Las cosas de la vida (Les choses de la vie, 1970) inició la fructífera colaboración entre Claude Sautet, Michel Piccoli y Romy Schneider, asociación que continuó en Max y los chatarreros (Max et les ferrailleurs, 1971), en Ella, yo y el otro (César et Rosalie, 1972) —aunque, en esta última, la presencia de Piccoli se reduce a la voz del narrador— y Mado (1976), en la que la actriz austriaca tiene un breve papel. En las cuatro se desarrollan relaciones amorosas haciendo hincapié en su complejidad. Amar no es fácil, parece decir Sautet, o mejor, no siempre es dulce ni satisfactorio, a veces es amargo. La historia de amor que narra Max y los chatarreros no es idílica ni plena, sino que profundiza en los silencios, en las dudas e incluso en distancias que salvar o que resultan insalvables. La película, que adapta la novela de Claude Néron —autor que colaboró en el guion junto Sautet y Jean-Loup Dabadie— transita el relato policial (polar) que tan buenos resultados había dado al director francés en A todo riesgo (Classe tous risques, 1960), quien, de nuevo, toma de excusa el género policiaco para hablar de la intimidad de sus protagonistas en un espacio gris donde la luminosidad y la inocencia corren a cargo de la prostituta interpretada por Romy Schneider. Ella es Lily, uno de los tres vértices del triángulo que completan Abel (Robert Fresson) y Max (Michel Piccoli) en la marginalidad que bordea la criminalidad a la que este último, en su obsesión por atrapar a delincuentes en el mismo momento del delito, empuja a Abel por mediación inconsciente de Lily, a quien el policía manipula y de quien acaba enamorándose.

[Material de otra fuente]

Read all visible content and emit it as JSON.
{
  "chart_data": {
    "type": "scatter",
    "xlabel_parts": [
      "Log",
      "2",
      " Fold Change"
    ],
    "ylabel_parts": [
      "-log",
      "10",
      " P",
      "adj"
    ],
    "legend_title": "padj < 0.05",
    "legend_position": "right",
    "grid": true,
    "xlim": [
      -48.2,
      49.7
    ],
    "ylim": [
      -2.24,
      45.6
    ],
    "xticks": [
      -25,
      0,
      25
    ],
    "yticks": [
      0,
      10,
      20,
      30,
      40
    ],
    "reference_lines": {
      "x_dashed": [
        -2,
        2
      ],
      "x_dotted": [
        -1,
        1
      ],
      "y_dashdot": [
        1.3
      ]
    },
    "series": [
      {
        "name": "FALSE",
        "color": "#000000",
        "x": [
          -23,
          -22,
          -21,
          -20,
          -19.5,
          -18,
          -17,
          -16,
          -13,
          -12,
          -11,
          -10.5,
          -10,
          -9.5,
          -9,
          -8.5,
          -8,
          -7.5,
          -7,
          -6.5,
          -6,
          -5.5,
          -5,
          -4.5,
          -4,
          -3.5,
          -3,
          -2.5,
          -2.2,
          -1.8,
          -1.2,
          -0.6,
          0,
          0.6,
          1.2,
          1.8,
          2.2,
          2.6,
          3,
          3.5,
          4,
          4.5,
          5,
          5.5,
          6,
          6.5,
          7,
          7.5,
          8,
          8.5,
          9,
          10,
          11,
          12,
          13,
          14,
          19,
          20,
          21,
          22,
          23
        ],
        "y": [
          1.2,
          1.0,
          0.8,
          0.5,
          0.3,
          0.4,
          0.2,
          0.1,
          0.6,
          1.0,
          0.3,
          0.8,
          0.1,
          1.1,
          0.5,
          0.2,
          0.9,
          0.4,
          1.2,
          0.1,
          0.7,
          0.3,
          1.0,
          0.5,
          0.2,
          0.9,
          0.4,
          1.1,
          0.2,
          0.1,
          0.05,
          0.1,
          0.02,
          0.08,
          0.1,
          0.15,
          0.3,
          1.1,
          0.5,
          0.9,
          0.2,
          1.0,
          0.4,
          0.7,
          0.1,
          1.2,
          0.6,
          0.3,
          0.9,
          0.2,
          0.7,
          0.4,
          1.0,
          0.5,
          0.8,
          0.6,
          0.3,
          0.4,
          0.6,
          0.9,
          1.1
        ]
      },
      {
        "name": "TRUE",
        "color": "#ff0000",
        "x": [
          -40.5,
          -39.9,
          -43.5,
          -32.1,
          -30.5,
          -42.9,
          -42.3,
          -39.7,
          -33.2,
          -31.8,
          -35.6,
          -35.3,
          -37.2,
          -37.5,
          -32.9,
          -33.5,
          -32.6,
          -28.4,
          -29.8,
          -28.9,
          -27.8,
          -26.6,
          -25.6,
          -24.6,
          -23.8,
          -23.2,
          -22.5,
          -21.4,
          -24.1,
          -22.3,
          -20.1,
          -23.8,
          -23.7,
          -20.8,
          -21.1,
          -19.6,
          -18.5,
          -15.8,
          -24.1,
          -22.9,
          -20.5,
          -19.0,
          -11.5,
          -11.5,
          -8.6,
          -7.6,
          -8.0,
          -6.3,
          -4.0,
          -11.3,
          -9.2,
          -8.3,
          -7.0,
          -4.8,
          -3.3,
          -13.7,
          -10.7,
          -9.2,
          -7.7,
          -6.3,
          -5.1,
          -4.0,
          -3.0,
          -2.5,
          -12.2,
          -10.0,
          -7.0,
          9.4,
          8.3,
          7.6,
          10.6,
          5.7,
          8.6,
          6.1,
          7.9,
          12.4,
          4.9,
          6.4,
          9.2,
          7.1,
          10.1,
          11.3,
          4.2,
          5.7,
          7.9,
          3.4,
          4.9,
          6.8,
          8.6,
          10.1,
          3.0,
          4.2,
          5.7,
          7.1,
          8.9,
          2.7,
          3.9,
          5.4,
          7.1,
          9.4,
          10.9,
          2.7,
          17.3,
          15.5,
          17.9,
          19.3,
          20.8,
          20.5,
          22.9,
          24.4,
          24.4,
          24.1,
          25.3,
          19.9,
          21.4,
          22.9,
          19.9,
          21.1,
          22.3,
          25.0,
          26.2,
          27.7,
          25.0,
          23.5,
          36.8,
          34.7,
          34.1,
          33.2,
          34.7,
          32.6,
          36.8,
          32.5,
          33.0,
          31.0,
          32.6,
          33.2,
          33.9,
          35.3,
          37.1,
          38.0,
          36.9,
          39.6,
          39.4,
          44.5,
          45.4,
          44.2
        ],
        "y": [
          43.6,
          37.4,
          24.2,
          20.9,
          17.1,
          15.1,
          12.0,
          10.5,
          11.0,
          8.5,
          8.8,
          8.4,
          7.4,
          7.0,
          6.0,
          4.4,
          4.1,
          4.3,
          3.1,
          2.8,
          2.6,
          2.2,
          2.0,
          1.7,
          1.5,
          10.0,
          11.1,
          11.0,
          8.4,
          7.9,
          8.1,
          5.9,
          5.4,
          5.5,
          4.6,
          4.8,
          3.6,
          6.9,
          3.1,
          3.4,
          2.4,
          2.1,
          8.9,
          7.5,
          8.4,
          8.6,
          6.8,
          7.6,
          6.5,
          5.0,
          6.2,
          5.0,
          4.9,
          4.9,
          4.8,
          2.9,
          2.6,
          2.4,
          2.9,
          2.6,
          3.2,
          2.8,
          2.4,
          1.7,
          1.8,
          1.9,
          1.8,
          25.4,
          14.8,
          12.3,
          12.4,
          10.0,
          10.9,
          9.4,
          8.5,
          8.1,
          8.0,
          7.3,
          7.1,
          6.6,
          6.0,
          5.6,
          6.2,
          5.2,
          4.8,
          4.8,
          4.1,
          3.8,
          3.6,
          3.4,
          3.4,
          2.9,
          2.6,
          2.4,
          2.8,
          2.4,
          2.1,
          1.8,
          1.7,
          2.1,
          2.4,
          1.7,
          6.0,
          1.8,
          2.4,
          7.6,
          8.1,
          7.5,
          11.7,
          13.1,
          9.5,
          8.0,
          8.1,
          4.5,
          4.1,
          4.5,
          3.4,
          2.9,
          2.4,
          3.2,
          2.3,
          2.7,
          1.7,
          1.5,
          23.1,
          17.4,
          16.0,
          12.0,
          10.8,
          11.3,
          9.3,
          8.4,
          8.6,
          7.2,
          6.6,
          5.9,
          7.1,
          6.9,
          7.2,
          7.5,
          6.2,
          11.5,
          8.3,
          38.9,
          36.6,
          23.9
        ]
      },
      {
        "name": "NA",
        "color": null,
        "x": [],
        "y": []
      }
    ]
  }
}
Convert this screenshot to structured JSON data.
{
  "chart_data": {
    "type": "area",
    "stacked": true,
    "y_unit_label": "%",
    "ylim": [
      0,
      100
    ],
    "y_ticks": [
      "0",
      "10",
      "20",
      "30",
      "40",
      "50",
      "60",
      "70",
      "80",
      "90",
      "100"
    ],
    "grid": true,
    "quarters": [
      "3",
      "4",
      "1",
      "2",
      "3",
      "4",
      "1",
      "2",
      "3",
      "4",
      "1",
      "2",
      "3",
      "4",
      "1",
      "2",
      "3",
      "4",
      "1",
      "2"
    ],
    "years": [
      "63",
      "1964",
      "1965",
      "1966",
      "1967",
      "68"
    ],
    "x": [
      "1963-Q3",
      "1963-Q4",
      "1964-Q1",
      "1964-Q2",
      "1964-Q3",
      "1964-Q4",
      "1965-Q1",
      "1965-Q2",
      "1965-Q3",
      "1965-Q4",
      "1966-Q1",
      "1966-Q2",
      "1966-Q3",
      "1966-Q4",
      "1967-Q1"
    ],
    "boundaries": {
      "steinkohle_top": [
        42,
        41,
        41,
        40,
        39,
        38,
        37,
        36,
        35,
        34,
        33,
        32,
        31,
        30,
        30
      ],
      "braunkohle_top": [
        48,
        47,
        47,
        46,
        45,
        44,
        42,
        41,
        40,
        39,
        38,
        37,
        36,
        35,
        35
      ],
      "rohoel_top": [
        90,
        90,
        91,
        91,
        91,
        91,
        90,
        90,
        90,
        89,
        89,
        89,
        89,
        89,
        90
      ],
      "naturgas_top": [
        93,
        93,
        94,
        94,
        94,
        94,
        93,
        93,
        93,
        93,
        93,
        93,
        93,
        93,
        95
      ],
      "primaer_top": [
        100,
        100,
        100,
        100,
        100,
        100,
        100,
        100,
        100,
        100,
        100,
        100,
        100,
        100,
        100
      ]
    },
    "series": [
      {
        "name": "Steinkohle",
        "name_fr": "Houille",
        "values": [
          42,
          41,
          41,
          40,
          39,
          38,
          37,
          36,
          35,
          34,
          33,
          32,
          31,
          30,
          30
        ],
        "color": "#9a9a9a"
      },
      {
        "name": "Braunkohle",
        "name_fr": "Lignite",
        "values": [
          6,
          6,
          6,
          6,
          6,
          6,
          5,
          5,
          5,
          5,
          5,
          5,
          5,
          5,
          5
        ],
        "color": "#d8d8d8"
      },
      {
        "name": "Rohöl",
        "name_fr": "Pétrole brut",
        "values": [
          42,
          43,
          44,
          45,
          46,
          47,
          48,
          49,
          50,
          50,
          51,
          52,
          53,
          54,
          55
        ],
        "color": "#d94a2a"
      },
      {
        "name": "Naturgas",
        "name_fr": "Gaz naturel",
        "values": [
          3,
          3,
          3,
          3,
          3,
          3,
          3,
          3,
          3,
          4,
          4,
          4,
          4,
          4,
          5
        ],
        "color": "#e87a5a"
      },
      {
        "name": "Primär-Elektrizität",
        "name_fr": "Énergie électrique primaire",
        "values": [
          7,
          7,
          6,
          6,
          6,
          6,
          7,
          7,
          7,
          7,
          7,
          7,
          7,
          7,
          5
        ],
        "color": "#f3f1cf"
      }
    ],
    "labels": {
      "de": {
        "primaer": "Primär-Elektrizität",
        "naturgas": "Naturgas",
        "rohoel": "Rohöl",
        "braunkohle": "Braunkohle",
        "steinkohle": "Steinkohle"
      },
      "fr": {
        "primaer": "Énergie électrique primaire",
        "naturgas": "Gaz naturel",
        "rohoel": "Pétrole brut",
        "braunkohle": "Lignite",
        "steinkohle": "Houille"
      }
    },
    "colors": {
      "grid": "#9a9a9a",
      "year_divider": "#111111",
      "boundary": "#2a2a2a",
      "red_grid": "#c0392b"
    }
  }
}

Narrada en la analepsis que se introduce en la primera escena, cuando el jefe de policía habla con uno de sus hombres, Max y los chatarreros cuenta una historia de solitarios, de decepciones, de amor, de traición, manipulación y deseo. En todo caso, se trata de un film triste que hace propio de sus imágenes el desencanto vital de su protagonista masculino, quien, desilusionado en su anterior trabajo de juez, decidió hacerse policía, obsesionado con pillar “in fraganti” a los delincuentes. Como juez, explica su jefe, en la aplicación de la ley, se vio obligado a dejar en libertad a un delincuente que sabía culpable. Pero la desilusión de “no poder hacer nada” regresa, o quizá nunca se haya ido.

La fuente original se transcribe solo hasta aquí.